The problem lies with communicating with BizTalk, where you’re pretty much left with two options; Microsoft.BizTalk.ExplorerOM (EOM) or WMI. First of all, each option is suitable for different purposes. If you want to manage ports and applications, ExplorerOM would be your best bet, where as if you’d like to manage hosts, host instances or handlers, WMI would be your only option.

The problem I ran into, is that neither one of these works if you are not running this from a BizTalk Server, which in some cases is not preferred.
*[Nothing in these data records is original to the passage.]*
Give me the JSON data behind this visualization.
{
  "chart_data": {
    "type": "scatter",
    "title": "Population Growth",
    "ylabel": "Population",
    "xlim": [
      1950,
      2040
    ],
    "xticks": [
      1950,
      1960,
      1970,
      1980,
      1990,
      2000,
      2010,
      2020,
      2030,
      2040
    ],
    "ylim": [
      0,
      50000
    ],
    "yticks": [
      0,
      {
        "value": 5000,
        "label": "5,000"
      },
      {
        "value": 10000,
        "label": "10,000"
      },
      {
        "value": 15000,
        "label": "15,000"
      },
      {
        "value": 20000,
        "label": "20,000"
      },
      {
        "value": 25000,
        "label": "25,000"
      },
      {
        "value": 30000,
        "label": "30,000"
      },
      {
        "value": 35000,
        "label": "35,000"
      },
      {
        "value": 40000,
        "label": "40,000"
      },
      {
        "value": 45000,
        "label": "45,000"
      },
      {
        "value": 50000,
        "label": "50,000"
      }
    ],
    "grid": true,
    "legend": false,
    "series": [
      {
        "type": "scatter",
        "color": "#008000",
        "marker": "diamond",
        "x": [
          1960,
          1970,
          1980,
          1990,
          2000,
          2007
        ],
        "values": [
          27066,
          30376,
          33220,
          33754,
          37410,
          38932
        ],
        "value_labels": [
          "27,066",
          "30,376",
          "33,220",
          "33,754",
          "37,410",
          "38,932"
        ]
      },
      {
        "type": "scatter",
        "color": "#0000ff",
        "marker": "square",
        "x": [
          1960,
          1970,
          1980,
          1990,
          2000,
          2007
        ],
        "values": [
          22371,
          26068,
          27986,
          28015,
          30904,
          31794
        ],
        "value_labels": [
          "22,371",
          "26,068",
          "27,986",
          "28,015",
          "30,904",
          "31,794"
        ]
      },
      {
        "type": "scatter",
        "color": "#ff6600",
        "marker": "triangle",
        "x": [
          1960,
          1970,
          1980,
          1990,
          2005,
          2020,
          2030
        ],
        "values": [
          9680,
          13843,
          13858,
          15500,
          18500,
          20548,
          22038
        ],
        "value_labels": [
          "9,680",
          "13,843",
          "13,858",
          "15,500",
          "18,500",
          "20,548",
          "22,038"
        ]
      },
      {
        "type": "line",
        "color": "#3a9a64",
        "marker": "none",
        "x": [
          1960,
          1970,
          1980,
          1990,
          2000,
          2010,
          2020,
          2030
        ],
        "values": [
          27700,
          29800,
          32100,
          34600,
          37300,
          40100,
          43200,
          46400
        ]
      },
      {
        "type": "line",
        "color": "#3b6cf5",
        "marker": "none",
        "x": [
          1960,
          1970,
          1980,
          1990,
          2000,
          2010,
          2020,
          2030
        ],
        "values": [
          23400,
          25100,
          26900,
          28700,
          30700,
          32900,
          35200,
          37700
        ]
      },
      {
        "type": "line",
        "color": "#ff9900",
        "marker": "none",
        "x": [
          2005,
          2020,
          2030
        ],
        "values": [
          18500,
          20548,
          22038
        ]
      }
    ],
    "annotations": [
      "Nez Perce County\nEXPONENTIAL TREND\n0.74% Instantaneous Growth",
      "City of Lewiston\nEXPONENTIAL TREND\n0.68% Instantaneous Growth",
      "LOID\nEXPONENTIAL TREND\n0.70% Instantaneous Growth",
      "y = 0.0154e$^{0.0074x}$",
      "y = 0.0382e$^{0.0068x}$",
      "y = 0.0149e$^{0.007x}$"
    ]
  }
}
The problem occurs where the user tries to start a port from the custom application and therefore needs to commit using the SaveChanges operation (EOM). In the worst scenario, the user is running the app from a server/desktop where BizTalk is not installed. BizTalk and SQL are installed on separate boxes.

Using EOM won’t work as it throws an “Object reference not set to an instance of an object” exception (see code below). This is because EOM require BizTalk to be installed on the same box, even though it doesn’t necessarily need to be part of the group you’re trying to connect to.   

 

static void Main(string[] args)
{
    Console.WriteLine("Server name?");
    string server = Console.ReadLine();

    BtsCatalogExplorer explorer = new BtsCatalogExplorer();
    explorer.ConnectionString = new SqlConnectionStringBuilder()
    {
        DataSource = server,
        InitialCatalog = "BizTalkMgmtDb",
        IntegratedSecurity = true
    }.ConnectionString;

    Console.WriteLine("Connected..."); // This works!

    try
    {
        explorer.SaveChanges(); // This fails!
        Console.WriteLine("SaveChanges were executed without exceptions.");
    }
    catch (Exception ex)
    {
        Console.WriteLine("An error occurd...");
        Console.WriteLine(ex.Message);
    }
    Console.WriteLine("\nPress any key to close...");
    Console.ReadKey();
}

 

Using WMI won’t work because of the  “double-hop authentication issue”, where credentials will be lost on the second jump (to SQL). This will result in a “Anonymous user does not have access blah blah blah” – SQL exception. http://www.microsoft.com/technet/scriptcenter/resources/wmifaq.mspx#EXLAC

I’d really like to see the product team to ship BizTalk with a Management Application, exposing services for the most common tasks.